Structures of NSP1 and NSP2 functional domains putatively involved in the replication. (A) Cartoon representation of the NSP1 MTase (turquoise) and RdRp (pink) domains of Guaico Culex virus (homology model). (B) Cartoon representation of the NSP2 protease domain of Jingmen tick virus (homology model) with the canonical Asp-His-Ser catalytic triad (top) and NSP2 helicase domain of Alongshan virus (PDB code 6M40, from X-ray crystallography data in Gao et al., 2020) organized in subdomains 1 (blue), 2 (green), and 3 (ochre) (bottom). All representations were prepared using PyMOL (Schrödinger).

FIGURE 3

(Top) World map of detections of jingmenvirus sequences. Countries in which tick-associated jingmenviruses have been detected in vertebrates contain red; countries in which tick-associated jingmenviruses have been detected in ticks and mosquitoes contain blue; countries in which insect-associated jingmenviruses have been detected contain yellow. (Bottom) Map of detections of jingmenvirus sequences in Chinese provinces. The province where jingmenviruses were first discovered is highlighted with a black star. Provinces in which Jingmen tick virus (JMTV) has been detected contain red; provinces in which Alongshan virus (ALSV) has been detected contain blue; provinces in which Yanggou tick virus (YGTV) has been detected contain purple; provinces in which Xinjiang tick virus (XJTV) has been detected contain black spots; provinces in which Guangdong jingmen-like virus (GDJLV) has been detected contain green; provinces in which Hainan jingmen-like virus (HJLV) has been detected contain orange; provinces in which insect-associated jingmenviruses have been detected contain yellow.
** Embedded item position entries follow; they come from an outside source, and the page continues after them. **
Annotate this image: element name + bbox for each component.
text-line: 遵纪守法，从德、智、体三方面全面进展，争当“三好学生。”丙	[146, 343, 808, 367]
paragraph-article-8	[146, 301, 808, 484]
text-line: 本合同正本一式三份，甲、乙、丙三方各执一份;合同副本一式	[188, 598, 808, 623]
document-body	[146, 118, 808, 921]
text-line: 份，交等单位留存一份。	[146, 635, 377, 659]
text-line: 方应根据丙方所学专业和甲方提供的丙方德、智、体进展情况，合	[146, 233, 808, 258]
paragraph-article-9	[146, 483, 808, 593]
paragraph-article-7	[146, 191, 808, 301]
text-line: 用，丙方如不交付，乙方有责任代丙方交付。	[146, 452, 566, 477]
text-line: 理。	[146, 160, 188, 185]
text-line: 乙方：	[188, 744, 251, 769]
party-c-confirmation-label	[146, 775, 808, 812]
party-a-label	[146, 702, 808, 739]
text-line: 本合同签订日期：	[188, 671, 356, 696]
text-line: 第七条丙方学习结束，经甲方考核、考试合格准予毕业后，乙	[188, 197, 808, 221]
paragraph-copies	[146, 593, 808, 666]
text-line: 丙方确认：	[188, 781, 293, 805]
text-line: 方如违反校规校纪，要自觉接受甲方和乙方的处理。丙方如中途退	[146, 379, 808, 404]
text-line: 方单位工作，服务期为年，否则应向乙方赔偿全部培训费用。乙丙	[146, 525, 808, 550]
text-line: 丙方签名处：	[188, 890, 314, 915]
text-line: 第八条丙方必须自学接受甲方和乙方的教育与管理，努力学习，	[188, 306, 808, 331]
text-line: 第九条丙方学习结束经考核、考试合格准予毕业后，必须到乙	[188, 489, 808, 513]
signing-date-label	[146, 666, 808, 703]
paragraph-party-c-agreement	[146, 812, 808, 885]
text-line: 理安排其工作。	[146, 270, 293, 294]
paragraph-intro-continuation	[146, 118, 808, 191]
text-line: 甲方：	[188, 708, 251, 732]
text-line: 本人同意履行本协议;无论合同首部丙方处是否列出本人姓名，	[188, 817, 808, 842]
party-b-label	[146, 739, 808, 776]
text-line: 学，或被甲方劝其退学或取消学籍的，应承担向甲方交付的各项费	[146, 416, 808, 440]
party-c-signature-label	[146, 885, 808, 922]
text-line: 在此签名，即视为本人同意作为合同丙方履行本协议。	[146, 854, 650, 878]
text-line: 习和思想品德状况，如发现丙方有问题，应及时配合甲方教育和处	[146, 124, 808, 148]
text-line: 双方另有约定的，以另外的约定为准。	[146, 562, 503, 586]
All other provinces are in gray. These maps were drawn using the QGIS software and open-source geographic data.

FIGURE 4

Phylogenetic analysis of all published full-length NSP1 ORF amino acid sequences of JMTV strains, and the prototype strain of ALSV as an outgroup. This tree was built with PhyML with an LG substitution model and midpoint-rooted. The branches are labeled with the bootstrap proportion in percentages (out of 100 bootstraps), the tips are labeled with the sample collection location, and the bar represents 0.03 substitutions per nucleotide position. JMTV strains seem to cluster according to their detection location rather than host with two clear subclades, the European and Central American strains (shaded in blue) on one side and the Asian (shaded yellow) and African and South American (shaded green) strains on the other side. The hosts are represented with symbols on the side of the phylogenetic tree: ticks are green stars with eight branches, mosquitoes are blue stars with six branches, monkeys are purple squares, cattle are red circles, bats are orange triangles pointing up, rodents are yellow triangles pointing down and humans are black diamonds.

FIGURE 5

Phylogenetic analysis of all known jingmenvirus species with full-length NSP1 (Top) and NSP2 (Bottom) ORF amino acid sequences. These trees were built with PhyML with an LG substitution model and midpoint rooted. The branches are labeled with the bootstrap proportion in percentages (out of 1000 bootstraps) and the bars represent 0.3 substitutions per nucleotide position. Jingmenviruses cluster in two main clades, on the one hand the tick- and vertebrate-associated jingmenviruses (shaded in blue) and on the other hand, insect-associated jingmenviruses.